National News

TV station, detective turn the tables on fake IRS caller

Posted May 24, 2018 2:01 p.m. EDT

— Have you ever had someone call you and say they're from the IRS and you owe them money? Then comes a threat that says if you don't wire the cash, you'll be arrested.

It happened to WPTV reporter Andrew Lofholm who decided to call them back with a local detective standing by.

Lofholm sat next to Economic Crimes Detective Kimberly Mead at the Delray Beach Police Department.

The person claiming to be an "IRS Agent," who identified himself as "Simon Smith," put us on hold a bunch of times and finally said pay $5,000 or he would send over the police to have me arrested. It's their signature move.

Cue Detective Mead.

"Sir, this is the Delray Beach Police Department and what you're doing is wrong!" Mead said to "Simon Smith."

He says he knows.

"They're relentless and they're going to keep calling and it's their way of life. That's how they make money and they're not going to stop," Mead sai.

The story took a turn a little later.

As if I'm in the Matrix, "Agent Smith" called back. His number popped up as 911.

"I'm not excited about it, I'm more nervous," Smith said. "Well, the thing about it is … I don't know how my voice sounds like."

He wouldn't say what country he is calling from, but he insisted he was at the call center under his own will. And then he got candid.

"Well, whether you believe it or not, it's been like 20, 30 years we've been scamming the United States. I want the citizens to be (aware) of all these kinds of things," he says, urging WPTV to publish a story about our conversation.

"What I'm asking you is how are you actually getting the money, what are you telling them to do?" Det. Mead says to Smith.

Police would never actually arrest someone for owing taxes, but it's enough to convince some people to pay up. They'll ask you to buy reloadable cards, and provide the number on the back.

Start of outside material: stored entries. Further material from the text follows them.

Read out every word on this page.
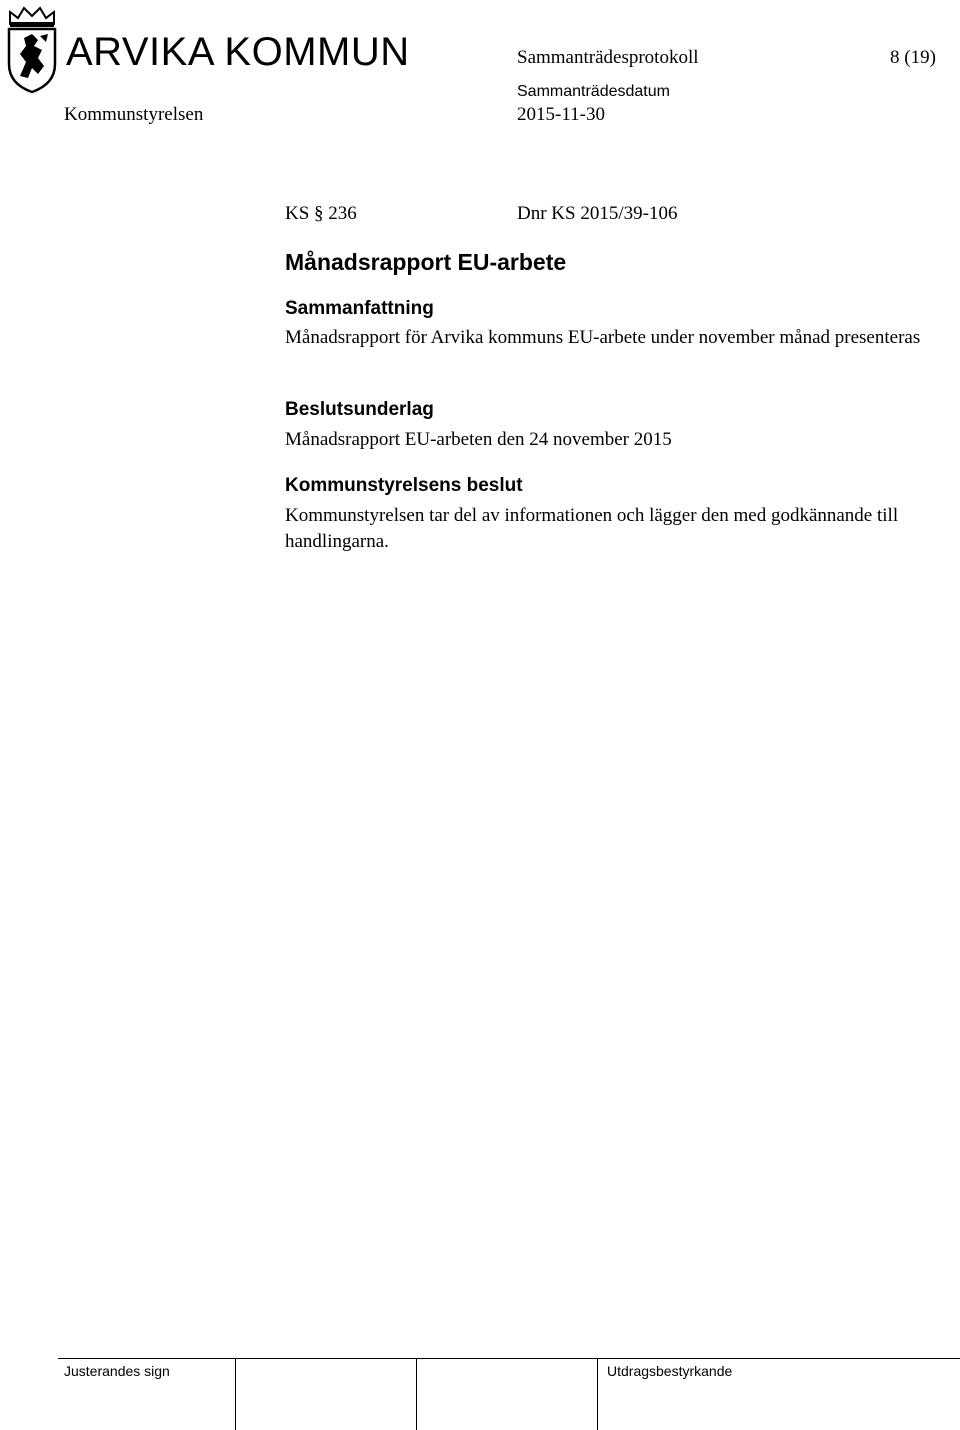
ARVIKA KOMMUN	Sammanträdesprotokoll	8 (19)
Sammanträdesdatum
Kommunstyrelsen	2015-11-30
KS § 236	Dnr KS 2015/39-106
Månadsrapport EU-arbete
Sammanfattning
Månadsrapport för Arvika kommuns EU-arbete under november månad presenteras
Beslutsunderlag
Månadsrapport EU-arbeten den 24 november 2015
Kommunstyrelsens beslut
Kommunstyrelsen tar del av informationen och lägger den med godkännande till handlingarna.
Justerandes sign	Utdragsbestyrkande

"They're going to try whatever they can to get your money out if you and if they're asking for a card, don't fall for it. Verify everything," Mead said.

"Agent Smith" said the three states that people live in that are most likely to fall for this scam are California, Texas and Florida.

The IRS says if you do owe them money, they would first alert you by mail and as a last resort call you.